Archive for April, 2009
OK, those of you who have donated to the Autism walk? Rock. You rock HARD, my friends.
If you can spare a few bucks to donate, it would be much appreciated. If you can harangue your boss into donating, it would be great, too. I know times are tight, but this is truly a great cause.
This download flashbacks of a fool divx is the place to donate, and I thank you from the cockles of my frozen little heart.

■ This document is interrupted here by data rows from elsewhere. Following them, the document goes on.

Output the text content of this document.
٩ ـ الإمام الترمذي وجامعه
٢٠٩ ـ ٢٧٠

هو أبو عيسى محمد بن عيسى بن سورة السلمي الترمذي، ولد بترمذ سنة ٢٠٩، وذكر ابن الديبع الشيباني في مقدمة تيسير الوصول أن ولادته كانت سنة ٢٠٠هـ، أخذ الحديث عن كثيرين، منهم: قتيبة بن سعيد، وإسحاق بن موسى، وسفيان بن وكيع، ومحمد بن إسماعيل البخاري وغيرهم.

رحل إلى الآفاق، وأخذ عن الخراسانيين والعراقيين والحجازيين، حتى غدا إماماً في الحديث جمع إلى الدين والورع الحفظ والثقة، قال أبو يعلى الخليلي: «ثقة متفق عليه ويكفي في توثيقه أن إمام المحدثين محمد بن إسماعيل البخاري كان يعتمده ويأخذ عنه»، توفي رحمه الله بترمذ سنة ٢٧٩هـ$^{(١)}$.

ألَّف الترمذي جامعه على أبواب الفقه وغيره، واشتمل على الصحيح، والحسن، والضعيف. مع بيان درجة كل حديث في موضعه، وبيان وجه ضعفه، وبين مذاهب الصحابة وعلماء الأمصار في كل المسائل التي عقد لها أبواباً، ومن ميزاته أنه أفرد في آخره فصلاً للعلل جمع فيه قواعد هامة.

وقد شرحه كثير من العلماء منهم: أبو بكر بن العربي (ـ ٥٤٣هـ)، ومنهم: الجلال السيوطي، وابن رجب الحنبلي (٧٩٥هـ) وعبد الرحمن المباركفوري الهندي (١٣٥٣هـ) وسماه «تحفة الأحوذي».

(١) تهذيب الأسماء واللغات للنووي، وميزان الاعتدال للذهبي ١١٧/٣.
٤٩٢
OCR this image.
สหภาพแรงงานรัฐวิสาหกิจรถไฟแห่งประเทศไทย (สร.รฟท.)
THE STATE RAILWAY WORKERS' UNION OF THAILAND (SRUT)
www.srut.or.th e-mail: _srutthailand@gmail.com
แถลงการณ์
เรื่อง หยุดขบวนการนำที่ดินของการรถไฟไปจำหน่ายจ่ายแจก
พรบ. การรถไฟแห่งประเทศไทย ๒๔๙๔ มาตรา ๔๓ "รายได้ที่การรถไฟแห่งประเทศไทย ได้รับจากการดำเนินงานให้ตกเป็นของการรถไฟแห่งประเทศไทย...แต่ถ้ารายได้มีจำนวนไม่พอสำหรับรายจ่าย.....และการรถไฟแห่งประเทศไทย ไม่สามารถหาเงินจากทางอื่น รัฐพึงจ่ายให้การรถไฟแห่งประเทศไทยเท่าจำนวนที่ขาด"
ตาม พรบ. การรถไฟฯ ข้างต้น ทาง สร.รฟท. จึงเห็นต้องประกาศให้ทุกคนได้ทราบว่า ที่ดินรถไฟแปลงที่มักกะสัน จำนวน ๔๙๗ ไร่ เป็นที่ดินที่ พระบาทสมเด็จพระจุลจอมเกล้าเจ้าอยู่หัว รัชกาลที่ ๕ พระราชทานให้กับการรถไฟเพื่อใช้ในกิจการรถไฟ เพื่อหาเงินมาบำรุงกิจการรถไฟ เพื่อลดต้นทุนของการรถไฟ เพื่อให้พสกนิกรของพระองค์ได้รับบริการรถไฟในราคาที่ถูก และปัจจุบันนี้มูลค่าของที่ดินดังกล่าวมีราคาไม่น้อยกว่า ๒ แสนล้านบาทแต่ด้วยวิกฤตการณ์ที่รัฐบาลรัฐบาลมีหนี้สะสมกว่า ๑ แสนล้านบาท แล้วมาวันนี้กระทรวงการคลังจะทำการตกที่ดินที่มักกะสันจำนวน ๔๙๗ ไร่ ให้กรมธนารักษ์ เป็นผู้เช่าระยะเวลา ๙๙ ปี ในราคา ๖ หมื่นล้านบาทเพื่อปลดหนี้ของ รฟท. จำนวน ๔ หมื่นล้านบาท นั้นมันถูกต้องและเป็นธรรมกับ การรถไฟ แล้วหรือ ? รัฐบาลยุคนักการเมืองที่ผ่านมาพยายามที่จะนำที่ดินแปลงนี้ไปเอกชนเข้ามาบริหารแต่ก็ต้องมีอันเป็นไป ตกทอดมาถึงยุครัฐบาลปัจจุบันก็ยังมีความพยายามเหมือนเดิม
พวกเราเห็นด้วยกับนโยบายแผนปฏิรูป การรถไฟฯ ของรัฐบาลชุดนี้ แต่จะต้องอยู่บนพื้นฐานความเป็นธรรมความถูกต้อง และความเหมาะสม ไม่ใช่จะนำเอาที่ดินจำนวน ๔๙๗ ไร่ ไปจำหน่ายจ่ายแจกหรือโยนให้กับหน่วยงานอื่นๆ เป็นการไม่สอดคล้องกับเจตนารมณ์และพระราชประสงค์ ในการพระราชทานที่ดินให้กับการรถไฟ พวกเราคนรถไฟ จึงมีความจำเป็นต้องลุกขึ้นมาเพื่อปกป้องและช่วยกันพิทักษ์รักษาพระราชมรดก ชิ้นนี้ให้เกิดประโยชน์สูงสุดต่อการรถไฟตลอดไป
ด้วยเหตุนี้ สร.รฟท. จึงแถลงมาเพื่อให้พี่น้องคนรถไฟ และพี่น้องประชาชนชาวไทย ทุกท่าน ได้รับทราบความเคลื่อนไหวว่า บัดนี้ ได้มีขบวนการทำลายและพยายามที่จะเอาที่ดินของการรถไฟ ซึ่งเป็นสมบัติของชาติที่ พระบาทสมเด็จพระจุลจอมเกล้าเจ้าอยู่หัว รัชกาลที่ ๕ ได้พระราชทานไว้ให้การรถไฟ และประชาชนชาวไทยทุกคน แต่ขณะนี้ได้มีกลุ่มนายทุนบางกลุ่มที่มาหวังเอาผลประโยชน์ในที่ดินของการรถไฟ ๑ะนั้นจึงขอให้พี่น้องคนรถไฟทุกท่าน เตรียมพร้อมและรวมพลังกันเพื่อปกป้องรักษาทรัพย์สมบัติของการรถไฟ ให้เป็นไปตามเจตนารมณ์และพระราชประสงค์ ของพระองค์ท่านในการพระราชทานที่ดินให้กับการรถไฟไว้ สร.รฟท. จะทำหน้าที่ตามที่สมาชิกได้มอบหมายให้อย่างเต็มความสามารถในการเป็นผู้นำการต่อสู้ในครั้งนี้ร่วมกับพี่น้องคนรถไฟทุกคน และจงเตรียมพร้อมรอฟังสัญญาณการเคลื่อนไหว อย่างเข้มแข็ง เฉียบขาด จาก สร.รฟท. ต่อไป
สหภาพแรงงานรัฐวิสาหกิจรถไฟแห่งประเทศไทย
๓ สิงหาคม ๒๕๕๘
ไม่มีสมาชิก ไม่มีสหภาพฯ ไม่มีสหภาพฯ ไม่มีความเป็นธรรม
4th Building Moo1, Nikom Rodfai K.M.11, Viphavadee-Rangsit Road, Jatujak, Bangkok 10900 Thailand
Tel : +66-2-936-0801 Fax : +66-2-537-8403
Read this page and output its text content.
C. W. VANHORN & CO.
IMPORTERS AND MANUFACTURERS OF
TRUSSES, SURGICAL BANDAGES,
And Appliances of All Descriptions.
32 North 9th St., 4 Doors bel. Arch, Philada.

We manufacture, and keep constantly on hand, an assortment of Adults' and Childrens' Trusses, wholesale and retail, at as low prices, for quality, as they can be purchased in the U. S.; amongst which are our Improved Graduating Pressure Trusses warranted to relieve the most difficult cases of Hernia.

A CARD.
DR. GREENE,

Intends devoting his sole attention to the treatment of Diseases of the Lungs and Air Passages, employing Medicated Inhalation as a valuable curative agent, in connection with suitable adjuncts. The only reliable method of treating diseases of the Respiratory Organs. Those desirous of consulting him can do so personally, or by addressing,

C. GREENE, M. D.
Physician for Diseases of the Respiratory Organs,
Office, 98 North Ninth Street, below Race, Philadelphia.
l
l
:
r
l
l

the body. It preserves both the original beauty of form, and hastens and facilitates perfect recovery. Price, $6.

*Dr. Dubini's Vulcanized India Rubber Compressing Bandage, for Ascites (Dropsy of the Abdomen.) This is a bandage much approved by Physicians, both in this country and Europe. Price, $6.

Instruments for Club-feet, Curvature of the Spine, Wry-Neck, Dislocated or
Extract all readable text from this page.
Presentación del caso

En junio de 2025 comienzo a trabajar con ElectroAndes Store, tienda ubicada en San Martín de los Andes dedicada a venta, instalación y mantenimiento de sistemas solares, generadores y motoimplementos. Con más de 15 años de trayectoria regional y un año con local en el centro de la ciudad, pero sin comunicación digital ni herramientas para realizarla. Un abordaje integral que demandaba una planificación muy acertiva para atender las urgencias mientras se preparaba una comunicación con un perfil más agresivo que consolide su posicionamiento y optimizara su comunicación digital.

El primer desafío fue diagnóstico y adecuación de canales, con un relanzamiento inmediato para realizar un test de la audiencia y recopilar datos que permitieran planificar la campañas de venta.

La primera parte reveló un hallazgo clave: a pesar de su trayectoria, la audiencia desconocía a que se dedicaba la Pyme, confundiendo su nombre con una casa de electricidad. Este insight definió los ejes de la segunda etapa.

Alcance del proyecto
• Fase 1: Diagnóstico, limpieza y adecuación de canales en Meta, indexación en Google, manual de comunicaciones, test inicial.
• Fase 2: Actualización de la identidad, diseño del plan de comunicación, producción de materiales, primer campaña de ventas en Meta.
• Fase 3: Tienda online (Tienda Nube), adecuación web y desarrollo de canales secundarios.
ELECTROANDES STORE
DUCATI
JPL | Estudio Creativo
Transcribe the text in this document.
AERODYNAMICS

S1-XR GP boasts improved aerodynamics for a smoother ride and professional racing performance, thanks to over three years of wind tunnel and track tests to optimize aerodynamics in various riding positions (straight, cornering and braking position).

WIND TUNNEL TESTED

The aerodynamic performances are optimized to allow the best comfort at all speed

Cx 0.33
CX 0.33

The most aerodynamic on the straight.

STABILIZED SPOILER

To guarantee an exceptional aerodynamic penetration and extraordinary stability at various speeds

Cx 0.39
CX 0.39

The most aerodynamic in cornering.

I am once again trying to quit smoking cold turkey. This time, I am attempting to do twenty sit-ups every time I want a blasted cigarette, in hopes that I can both train my abs and punish my errant little mind.
I am also reading a book about the art of Zen and hoping to incorporate some Jen-Zen into my life, thereby making the desire for cigarettes a total non-issue. It’s interesting stuff.
Bullshit, from whom I borrowed the book, is very Zen. He’s very calm, very collected, he never gets bent out of shape. I could do well with a little of that, if you know what I’m saying. I get bent like a pretzel every time my kid says, “Oh GOD, Mom.”
And oh, I can almost smell the approaching puberty, because “Oh GOD, Mom” is a frequent flyer in our household. There are also a lot of groans and even the occasional (and swiftly quashed) “Whatever.”
Whatever. How about “whatever” was I thinking went I went through seventy-two hours of labor to BIRTH you, you little smartass?? “Whatever” will you do when I lock you in the garage sans all electronic devices?? Give me whatever, I’ll give you WHAT FOR.
Yes, I am turning into THAT parent. I will deal mightily with all sarcasm that does not come from my own mouth.
And yes, I am fully aware that he gets it from me.
Happy Thursday.
Resident Evil: Apocalypse trailer On May 16th I will be participating in the Autism walk for a very special little girl.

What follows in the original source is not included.